Few pains sear the heart of a little boy like the sting of his own father rejecting him. When you are the mother of a boy rejected by his dad, you face a monumental task. You will need to show your son the unconditional love and support that he is missing from his dad. While challenging, this is a journey that many women travel and a painful obstacle that many sons must overcome.
Find your own support system. If you are feeling overwhelmed with stress or your own grief, you won’t be able to parent effectively. The old saying, “If mama ain’t happy, ain’t nobody happy” speaks the truth! Seek out adult friendships to vent your anger and frustration. Avoid badmouthing your son’s father in front of him; that will only hurt and confuse your little guy.
Tell your son helpful truth.

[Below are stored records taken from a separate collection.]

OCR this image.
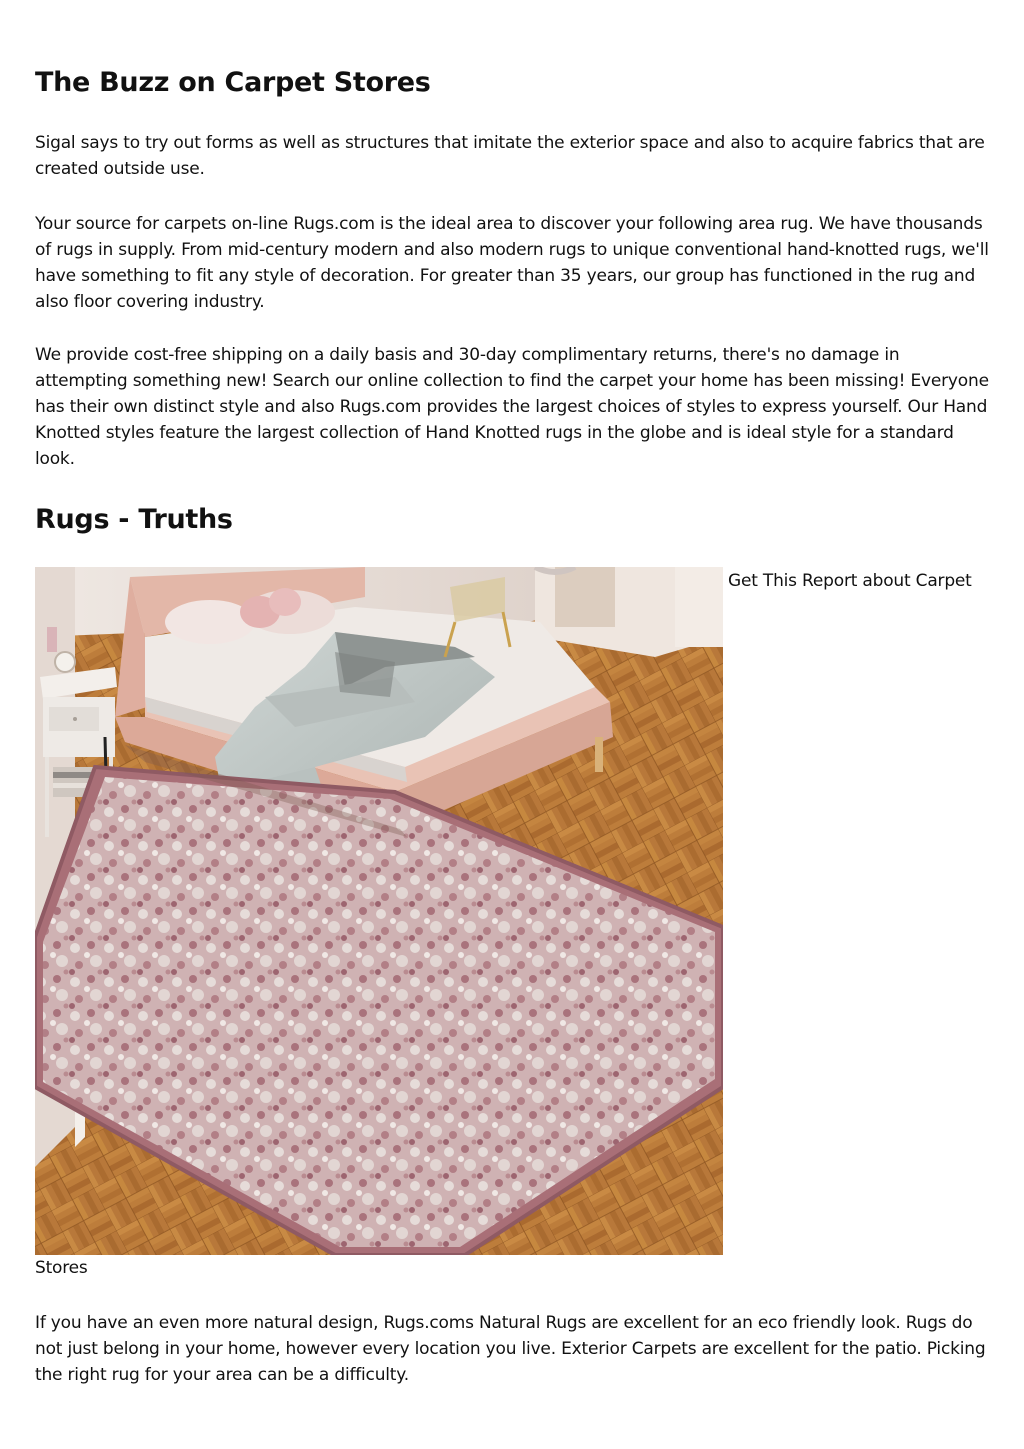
The Buzz on Carpet Stores

Sigal says to try out forms as well as structures that imitate the exterior space and also to acquire fabrics that are created outside use.

Your source for carpets on-line Rugs.com is the ideal area to discover your following area rug. We have thousands of rugs in supply. From mid-century modern and also modern rugs to unique conventional hand-knotted rugs, we'll have something to fit any style of decoration. For greater than 35 years, our group has functioned in the rug and also floor covering industry.

We provide cost-free shipping on a daily basis and 30-day complimentary returns, there's no damage in attempting something new! Search our online collection to find the carpet your home has been missing! Everyone has their own distinct style and also Rugs.com provides the largest choices of styles to express yourself. Our Hand Knotted styles feature the largest collection of Hand Knotted rugs in the globe and is ideal style for a standard look.

Rugs - Truths
Get This Report about Carpet
Stores

If you have an even more natural design, Rugs.coms Natural Rugs are excellent for an eco friendly look. Rugs do not just belong in your home, however every location you live. Exterior Carpets are excellent for the patio. Picking the right rug for your area can be a difficulty.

Young children often blame themselves when a parent leaves. Explain to your son that he didn’t do anything to make daddy leave -- that daddy just couldn’t be a dad anymore. Your son doesn’t need to know any adult details, such as daddy’s gambling habit or his new girlfriend. Expect to continue this conversation as your little boy grows older.
Encourage your son to express his feelings. Let him know that his thoughts and feelings are important to you. Allow him to feel sad and angry. You may need to coax your little munchkin to talk about his feelings if he isn’t very verbal. You might say things like, “You look like you're feeling sad right now. Do you want to talk about it?" or “Are you throwing blocks because you’re angry?” Try helping your little guy express his emotions through exercise or art. Running through the grass at the park may help release mad feelings, while painting with “sad” colors might help alleviate grief. These emotions won’t be fun for you to witness, but your little guy needs to know that it’s okay to feel bad about his father.

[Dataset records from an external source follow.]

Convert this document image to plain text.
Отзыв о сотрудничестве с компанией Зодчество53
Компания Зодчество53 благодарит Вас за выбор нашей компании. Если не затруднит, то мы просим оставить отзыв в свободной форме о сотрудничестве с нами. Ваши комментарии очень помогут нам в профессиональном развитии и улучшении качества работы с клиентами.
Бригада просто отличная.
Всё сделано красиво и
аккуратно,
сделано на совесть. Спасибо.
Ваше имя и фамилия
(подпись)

Expect emotional or behavioral difficulties while he adjusts. Angry boys can become violent or aggressive. Little ones feeling out of control might become overly dependent on routines and schedules. If your child is acting out in anger or frustration, try to teach him that he can feel emotions without acting on them. You might say, “It’s okay to feel mad, son, but it’s not okay to break your sister’s toy. Let’s go do some jumping jacks or paint a picture until you feel better.” Try to love your little guy through his ugly behavior, even if his tantrums are driving you nuts!
Find positive male role models for your little boy. Preschoolers are discovering the differences between men and women -- and exploring where they fit into the equation. No matter how good of a mother you are, you’re not a father. You just don’t have boy parts. Your son will benefit from having a good man to model his behavior after. Calling all grandpas, uncles, and trusted friends! A safe male relative or friend will become invaluable to you during potty training mishaps or on father-son day at preschool.
Remember that parenting is a marathon, not a sprint. Even though the lack of a father is all-consuming for your little guy at the moment, it might not always be. As he grows and matures, the loss will still affect him, but he will understand the situation better.